Antes de assumirmos a IA como uma ameaça, porém, cabe lembrar que a atuação do radiologista não se restringe apenas à elaboração de laudos de radiografias ou de métodos seccionais, na qual reside a maior preocupação de se perder espaço para a IA. O radiologista pode ter uma atuação bem mais direta e ativa, como na realização de exames contrastados, ultrassonografia ou na radiologia intervencionista, atividades em que a preocupação com a IA ainda é apenas tangencial. Entretanto, em ambas as formas de atuação, o produto final que entregamos ao médico assistente pode ser um conjunto de descrição de achados de imagem ou um laudo elaborado, criterioso, embasado na história clínica do paciente e em exames anteriores. Quanto maior nosso envolvimento com o paciente e com o médico assistente e quanto mais nos posicionarmos como corresponsáveis pela condução do caso, maior valor agregado terá nossa atividade.

O atendimento ideal de um radiologista deveria ser como uma interconsulta de especialidade: após a discutir o caso com o médico assistente, o radiologista define qual exame será feito e, de forma personalizada, realiza o exame da melhor forma possível, afim de sanar todas as dúvidas clínicas. Se necessário, pode colher mais informações do paciente e, por fim, deve relacionar todos os dados clínicos e laboratoriais de forma integrada, emitindo seu parecer de forma a incluir na discussão novamente o médico assistente, auxiliando-o na decisão da conduta. Portanto, em um cenário em que a IA seja capaz de fornecer diagnósticos em quase todos os exames, isto ainda seria apenas uma parte de todo o atendimento possível. Qual o melhor exame a ser feito em cada caso? Quando realizá-lo? Quando repeti-lo? Quais dos diagnósticos presentes no laudo merecem atenção especial e exigem uma conduta imediata? A preocupação em relação à radiação ionizante é pertinente em um determinado contexto clínico específico? Estas são algumas das diversas dúvidas que surgem rotineiramente em reuniões clínico-radiológicas, sendo inerentes à prática da nossa profissão, para as quais deveríamos dar suporte e ter uma participação ativa.

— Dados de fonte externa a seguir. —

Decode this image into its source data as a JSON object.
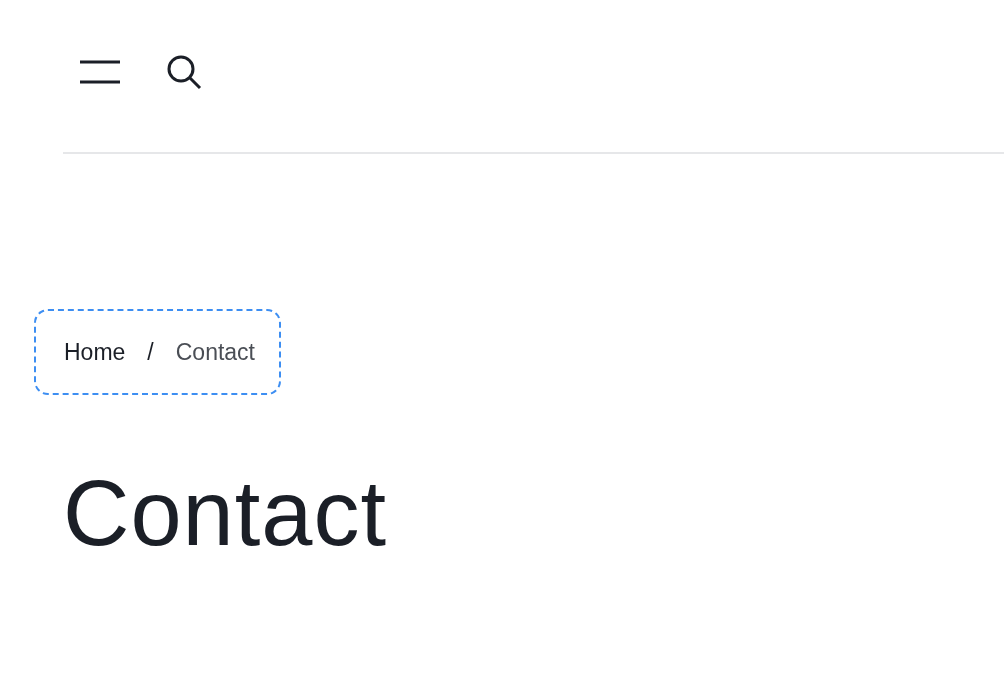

Dessa forma, aquele modelo de laudo descritivo, sem opinião, feito aos montes, em breve estará ultrapassado. Mais do que isso, com a IA podemos esperar que a opinião diagnóstica seja a nova commodity. O radiologista deverá investir seu tempo naquilo que é realmente o cerne da radiologia: comunicação e integração das informações, melhorando significativamente a qualidade global do atendimento. O contato humano, o atendimento de qualidade em todas as etapas, a comunicação efetiva entre os colegas médicos e a tomada de decisão baseada em informação de qualidade por uma equipe de saúde são processos e características essencialmente humanas, para os quais poderemos migrar cada vez mais no futuro, em busca de maior qualidade e valor agregado em tudo o que fazemos.

Gostaria de emitir sua opinião? Acredita que tem vários argumentos além destes que deveriam ser considerados? Sentiu falta de algo? Então, este é justamente o sentimento que o médico assistente tem quando recebe um laudo, por mais elaborado que seja, por mais opiniões que contenha. Nada substitui a interação humana.